Improvement of hemodynamics of the liver was accompanied by an improvement in clinical and laboratory indicators. At the examination: erythrocytes 4,32 × 10 12 / l, hemoglobin 131 g / l, leukocytes 6.0 × 10 9 / l, platelets 173.8 × 10 9 / L, ESR 16 mm / h, AsAT 0.45 mmol / L, AlAt 0.64 mmol / l, bilirubin 10.6 μmol / L, APF 86 ED / l, GGTP 67 ED / l, thymol test 5.0 ALL, albumins 58%, gamma globulins 22.5 %, ESR - 16 mm / h, CEC - 19.0 RNA PCR C (+) HCV (+).
Test Case
Case history patient K., 36 years old. Diagnosis: Chronic viral hepatitis B with marked activity. When you receive a complaint: weakness, pain in the right upper quadrant, edema on the legs. She is 2 years old, was treated in various therapeutic hospitals. Objectively: the patient's condition is satisfactory, the stomach is swollen, the liver protrudes from under the costal arch for 3 cm, dense at palpation, the spleen is palpated, the pastostess of the lower extremities is noted. In the analyzes: total protein - 64 g / l, albumins - 41.8%, gamma globulins - 32%, sulphate test - 0.9 ml, bilirubin - 38.9 mkmol / l, ALT - 30.1 mmol / l , ESR - 28 mm / h, CEC - 39 units. HBsAg (+). RHG: a violation of liver hemodynamics primarily due to a violation of the venous influx. Treatment: triampur, vitamins B and C, mezim-forte, solution of 5% glucose IV drip No.10, rheopolyglucin IV drip No.10. To improve the hemodynamics of the patient, the patient was assigned clonidine 0,075 1/2 times a day. Against the background of the therapy, pains in the right hypochondrium occurred. In the assays: HBsAg, determined by the enzyme immunoassay. The total protein is 73 g / l, albumins 44.3%, gamma globulins 28.3%, the sulphate sample 1.1 ml, ALT 25.1 mmol / l, bilirubin 36.8 μmol / L, ESR - 24 mm / h, the CEC - 29.1 units. However, 3 weeks after the therapy, the patient refused to take clonidine because of pronounced dry mouth and pronounced weakness.

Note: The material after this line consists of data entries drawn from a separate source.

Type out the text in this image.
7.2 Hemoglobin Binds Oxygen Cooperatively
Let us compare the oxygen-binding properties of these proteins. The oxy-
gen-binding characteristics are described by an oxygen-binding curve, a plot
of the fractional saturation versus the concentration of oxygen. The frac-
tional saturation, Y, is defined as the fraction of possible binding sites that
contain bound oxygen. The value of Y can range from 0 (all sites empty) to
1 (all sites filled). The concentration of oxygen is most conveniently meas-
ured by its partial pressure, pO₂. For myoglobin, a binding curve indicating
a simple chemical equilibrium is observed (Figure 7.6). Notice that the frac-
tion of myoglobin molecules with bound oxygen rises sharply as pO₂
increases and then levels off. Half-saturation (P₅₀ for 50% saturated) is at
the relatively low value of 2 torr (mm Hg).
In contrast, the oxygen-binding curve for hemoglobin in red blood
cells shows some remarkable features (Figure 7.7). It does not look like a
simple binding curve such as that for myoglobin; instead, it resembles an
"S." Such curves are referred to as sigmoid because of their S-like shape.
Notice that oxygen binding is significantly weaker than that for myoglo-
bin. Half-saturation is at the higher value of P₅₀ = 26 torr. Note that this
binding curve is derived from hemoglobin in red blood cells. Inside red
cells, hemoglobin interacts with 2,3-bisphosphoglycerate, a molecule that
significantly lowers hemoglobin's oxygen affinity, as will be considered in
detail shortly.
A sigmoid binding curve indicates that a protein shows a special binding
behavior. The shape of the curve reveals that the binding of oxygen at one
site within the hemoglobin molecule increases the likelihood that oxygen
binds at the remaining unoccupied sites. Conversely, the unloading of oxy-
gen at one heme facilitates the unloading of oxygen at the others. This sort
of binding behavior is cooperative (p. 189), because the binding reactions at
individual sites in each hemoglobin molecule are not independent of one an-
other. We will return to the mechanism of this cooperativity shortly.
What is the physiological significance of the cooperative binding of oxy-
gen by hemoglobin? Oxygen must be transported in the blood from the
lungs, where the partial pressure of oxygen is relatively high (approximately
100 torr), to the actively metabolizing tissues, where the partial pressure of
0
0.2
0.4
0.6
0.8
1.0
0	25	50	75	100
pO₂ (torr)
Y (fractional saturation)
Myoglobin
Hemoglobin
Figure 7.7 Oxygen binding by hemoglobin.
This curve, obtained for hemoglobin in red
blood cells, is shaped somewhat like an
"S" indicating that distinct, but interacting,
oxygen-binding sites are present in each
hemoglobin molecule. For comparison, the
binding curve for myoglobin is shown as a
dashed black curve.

When studying porto-hepatic hemodynamics against the background of this therapy, no significant dynamics were obtained.
These excerpts from the case histories have shown that using the proposed method, it is possible to treat patients with liver diseases more effectively in comparison with the prototype by improving the hemodynamics of the liver. The presented method of treatment was applied in 20 patients with liver diseases. The results of treatment of the claimed method are shown in diagram No. 1 (Fig. 3). Data of treatment by the prototype therapy method of 10 patients are presented in diagram No.2 (Fig. 4).

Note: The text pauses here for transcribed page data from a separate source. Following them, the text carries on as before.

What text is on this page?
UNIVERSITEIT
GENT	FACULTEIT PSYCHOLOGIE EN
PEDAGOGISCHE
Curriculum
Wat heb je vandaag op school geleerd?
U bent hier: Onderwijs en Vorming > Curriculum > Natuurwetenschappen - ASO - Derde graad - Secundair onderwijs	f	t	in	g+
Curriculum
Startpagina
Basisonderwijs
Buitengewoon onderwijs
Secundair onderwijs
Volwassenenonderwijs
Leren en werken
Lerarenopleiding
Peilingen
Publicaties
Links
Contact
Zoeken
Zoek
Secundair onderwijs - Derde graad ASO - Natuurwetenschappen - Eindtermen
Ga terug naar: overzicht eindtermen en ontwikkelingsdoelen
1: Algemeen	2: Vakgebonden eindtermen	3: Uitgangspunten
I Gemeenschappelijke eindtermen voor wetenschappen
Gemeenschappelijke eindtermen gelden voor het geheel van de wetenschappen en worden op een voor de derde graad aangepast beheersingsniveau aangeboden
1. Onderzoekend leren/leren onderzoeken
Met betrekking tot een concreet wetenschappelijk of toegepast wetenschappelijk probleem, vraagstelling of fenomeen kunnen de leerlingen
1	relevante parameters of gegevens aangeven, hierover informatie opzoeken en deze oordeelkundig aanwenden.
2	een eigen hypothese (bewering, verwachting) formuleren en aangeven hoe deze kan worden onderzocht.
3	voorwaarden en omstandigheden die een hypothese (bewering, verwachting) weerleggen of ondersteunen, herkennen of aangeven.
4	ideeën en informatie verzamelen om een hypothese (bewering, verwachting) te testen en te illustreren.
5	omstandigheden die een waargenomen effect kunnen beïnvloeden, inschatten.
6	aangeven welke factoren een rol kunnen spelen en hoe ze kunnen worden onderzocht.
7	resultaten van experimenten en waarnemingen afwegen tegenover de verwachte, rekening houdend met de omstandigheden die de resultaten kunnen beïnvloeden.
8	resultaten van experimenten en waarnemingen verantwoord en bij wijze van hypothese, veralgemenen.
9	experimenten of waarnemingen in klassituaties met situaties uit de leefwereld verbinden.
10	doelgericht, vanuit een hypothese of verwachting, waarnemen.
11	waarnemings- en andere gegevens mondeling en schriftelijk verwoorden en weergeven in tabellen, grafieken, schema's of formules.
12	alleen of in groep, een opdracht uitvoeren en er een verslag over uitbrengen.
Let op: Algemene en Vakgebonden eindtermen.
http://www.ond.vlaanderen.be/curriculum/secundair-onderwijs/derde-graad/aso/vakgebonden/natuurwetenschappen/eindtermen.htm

As can be seen from the presented data, the claimed method significantly improves clinico-biochemical and immunological data in comparison with the prototype.

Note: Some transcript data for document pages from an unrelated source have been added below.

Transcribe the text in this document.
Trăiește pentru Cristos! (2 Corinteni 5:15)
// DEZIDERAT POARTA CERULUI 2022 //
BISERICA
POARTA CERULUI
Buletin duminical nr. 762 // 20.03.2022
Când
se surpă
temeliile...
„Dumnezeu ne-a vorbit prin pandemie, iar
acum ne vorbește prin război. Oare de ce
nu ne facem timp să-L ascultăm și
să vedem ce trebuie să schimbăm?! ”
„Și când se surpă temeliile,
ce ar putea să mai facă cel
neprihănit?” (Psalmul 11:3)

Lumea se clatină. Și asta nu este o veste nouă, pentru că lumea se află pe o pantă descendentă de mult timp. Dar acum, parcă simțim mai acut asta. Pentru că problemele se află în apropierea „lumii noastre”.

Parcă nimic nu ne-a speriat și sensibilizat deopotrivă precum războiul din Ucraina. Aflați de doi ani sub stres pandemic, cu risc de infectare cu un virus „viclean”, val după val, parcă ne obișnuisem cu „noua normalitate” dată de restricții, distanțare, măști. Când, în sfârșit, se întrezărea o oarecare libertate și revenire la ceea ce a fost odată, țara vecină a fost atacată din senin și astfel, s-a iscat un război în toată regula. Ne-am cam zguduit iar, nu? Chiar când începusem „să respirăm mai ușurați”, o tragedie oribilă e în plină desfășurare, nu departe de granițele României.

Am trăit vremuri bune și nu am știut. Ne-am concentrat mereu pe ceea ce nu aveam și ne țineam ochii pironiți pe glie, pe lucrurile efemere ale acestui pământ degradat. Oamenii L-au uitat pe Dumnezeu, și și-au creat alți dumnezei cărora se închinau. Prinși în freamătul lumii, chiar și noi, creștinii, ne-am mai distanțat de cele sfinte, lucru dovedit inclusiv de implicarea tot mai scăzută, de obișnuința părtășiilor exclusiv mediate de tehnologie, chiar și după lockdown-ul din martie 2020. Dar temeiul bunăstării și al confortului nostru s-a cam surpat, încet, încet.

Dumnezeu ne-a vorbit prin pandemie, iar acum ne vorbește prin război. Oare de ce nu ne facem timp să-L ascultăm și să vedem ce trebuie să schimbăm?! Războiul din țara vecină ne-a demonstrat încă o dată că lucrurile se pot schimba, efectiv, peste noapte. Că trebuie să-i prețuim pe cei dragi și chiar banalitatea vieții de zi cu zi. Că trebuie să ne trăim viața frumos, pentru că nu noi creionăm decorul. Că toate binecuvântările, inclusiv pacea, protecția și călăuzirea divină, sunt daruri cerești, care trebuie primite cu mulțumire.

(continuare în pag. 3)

Thus, the results obtained by us on the effect of L-ornithine-L-aspartate (Hepa-Mertz) on porto-hepatic hemodynamics in patients with liver diseases indicate a new mechanism of action of this drug, indicated in Scheme 1 (Fig. 5).
CLAIM
The method of normalizing hemodynamics in liver diseases by drug treatment is distinguished by the fact that L-ornithine-L-aspartate is injected intravenously every day by intravenous injection, previously dissolving 10 g of this preparation in 400 ml of a solution of low molecular weight dextran, with a course of 7-15 days.